I am trying to use the best model from tesseract. However, I am getting the following error:
tesseract sample.jpg stdout --tessdata-dir tessdata/
Error opening data file tessdata/eng.traineddata
Please make sure the TESSDATA_PREFIX environment variable is set to your "tessdata" directory.

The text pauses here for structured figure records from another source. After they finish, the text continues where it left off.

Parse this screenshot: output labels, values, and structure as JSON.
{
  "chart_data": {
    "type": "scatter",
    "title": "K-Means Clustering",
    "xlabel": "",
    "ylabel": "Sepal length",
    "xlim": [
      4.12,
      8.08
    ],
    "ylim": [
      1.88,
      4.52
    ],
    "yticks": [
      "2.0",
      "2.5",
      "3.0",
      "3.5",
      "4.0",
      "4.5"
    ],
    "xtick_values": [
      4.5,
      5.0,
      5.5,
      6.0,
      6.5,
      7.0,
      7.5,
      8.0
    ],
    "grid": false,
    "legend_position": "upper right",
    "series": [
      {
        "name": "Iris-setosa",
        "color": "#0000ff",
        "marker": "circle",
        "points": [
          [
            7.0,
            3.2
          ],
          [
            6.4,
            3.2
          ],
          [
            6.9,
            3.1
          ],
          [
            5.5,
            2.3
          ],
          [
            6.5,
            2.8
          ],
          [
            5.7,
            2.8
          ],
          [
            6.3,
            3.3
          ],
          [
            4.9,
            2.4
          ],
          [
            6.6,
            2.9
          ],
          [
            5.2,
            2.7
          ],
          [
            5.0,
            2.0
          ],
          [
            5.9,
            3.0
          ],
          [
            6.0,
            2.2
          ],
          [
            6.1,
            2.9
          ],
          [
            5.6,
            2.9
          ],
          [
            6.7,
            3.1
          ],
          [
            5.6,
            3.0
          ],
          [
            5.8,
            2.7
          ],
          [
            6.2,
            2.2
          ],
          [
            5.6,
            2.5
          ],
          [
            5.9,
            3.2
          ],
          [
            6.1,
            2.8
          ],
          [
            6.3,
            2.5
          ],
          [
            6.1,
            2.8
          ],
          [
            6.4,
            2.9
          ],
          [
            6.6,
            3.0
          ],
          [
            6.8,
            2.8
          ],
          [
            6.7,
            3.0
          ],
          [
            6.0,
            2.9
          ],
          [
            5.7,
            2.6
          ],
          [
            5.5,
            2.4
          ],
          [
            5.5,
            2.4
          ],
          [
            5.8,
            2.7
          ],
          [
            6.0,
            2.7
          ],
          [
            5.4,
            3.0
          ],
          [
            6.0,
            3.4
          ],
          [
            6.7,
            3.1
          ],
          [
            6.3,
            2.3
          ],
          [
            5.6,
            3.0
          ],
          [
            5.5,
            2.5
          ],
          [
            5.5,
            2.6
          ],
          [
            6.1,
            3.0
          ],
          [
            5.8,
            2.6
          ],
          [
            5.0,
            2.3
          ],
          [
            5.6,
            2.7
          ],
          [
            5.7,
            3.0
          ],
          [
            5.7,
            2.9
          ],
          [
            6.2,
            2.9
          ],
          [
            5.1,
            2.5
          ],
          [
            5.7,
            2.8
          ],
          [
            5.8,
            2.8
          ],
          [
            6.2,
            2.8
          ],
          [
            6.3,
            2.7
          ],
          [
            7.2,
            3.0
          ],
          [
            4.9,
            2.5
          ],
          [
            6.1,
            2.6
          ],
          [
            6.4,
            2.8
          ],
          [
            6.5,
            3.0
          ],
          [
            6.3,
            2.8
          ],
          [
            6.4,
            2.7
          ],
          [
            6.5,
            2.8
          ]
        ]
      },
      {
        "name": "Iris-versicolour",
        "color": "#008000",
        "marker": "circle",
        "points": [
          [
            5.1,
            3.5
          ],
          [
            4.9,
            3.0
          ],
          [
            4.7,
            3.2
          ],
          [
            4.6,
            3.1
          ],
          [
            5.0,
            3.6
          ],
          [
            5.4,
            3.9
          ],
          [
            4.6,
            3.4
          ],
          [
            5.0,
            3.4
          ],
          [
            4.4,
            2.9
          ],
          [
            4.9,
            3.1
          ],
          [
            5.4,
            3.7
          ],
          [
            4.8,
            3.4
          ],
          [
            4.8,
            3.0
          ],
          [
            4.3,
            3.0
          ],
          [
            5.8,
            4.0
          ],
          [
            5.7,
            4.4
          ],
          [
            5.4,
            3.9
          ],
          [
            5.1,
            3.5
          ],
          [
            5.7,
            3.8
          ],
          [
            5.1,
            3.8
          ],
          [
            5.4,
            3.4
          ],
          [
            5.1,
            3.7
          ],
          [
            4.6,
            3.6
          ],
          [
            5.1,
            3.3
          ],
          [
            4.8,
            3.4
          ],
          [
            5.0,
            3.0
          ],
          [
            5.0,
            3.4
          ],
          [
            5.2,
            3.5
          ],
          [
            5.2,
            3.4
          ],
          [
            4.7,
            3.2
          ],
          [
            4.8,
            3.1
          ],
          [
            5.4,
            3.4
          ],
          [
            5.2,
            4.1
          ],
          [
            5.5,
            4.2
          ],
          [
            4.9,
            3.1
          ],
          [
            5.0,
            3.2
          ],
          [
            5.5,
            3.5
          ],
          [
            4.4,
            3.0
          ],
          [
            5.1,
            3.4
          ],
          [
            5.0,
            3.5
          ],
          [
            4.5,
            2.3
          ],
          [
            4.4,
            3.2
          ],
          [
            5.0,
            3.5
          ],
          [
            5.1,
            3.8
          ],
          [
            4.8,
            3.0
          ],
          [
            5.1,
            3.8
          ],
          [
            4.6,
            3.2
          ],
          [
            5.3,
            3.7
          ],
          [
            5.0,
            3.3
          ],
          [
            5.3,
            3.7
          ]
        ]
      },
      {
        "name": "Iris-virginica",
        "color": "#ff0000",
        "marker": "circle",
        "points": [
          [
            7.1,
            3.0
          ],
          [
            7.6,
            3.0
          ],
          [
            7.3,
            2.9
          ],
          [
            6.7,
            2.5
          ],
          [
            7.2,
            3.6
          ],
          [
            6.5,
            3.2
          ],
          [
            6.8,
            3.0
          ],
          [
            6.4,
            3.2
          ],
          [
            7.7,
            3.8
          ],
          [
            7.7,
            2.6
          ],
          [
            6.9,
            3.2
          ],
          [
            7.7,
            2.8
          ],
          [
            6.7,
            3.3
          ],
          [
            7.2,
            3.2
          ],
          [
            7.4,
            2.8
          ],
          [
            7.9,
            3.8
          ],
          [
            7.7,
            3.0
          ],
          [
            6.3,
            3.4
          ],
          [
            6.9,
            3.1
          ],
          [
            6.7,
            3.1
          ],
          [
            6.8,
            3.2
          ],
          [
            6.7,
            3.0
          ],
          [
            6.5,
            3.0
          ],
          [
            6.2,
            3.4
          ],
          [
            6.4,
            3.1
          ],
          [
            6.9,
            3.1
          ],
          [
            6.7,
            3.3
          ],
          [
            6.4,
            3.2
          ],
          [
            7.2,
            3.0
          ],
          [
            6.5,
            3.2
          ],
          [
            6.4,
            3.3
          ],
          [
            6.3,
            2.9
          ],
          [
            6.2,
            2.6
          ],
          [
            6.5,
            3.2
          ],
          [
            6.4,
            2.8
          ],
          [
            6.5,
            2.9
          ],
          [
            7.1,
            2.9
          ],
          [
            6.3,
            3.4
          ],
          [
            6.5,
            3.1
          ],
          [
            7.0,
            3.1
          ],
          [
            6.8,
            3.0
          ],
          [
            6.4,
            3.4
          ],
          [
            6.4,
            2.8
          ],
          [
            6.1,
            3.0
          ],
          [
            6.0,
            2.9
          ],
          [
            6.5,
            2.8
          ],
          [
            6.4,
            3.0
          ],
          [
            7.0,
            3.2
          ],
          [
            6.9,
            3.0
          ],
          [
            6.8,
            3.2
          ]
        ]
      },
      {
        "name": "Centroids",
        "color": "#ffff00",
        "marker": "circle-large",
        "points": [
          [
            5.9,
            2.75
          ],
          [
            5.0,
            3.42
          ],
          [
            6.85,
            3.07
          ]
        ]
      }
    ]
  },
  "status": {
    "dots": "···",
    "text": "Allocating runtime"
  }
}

Failed loading language 'eng'
Tesseract couldn't load any languages!
Could not initialize tesseract.
Here is the folder structure: .
├── sample.jpg
└── tessdata
└── eng.traineddata
Ubuntu Version:
Distributor ID: Ubuntu
Description: Ubuntu 18.04.1 LTS
Release: 18.04
Codename: bionic
tesseract version:
tesseract 4.0.0-beta.1
leptonica-1.75.3
libgif 5.1.4 : libjpeg 8d (libjpeg-turbo 1.5.2) : libpng 1.6.34 : libtiff 4.0.9 : zlib 1.2.11 : libwebp 0.6.1 : libopenjp2 2.3.0
I had the same problem, I did a fair bit of looking around for a solution and these looked complicated but not always successful - then I realised that the problem was actually rather simple, a quick fix was right there in that the error message is explicit about where the files are expected to be, in the parent folder of tessdata.
Please make sure the TESSDATA_PREFIX environment variable is set to the parent directory of your "tessdata" directory
It seems a configuration file expects files to be one level up so in my case /usr/share/tesseract-ocr/4.00/
By copying the language files and the training data (in my case eng.traineddata and osd.traineddata) in the tessdata folder /usr/share/tesseract-ocr/4.00/tessdata to the parent folder one level up
After this tesseract did not have any more problems
These were the correct locations for an Ubuntu 19.10 installation
You seem to have not set the
TESSDATA_PREFIX
variable. Edit ~/.bashrc with any text editor, eg.nano ~/.bashrc'
and add a lineexport TESSDATA_PREFIX='<absolute path to tessdata>'
where I suppose tessdata refers to the folder you have mentioned.Do run
source ~/.bashrc
once you are done editing and have saved .bashrc. Hope that helps!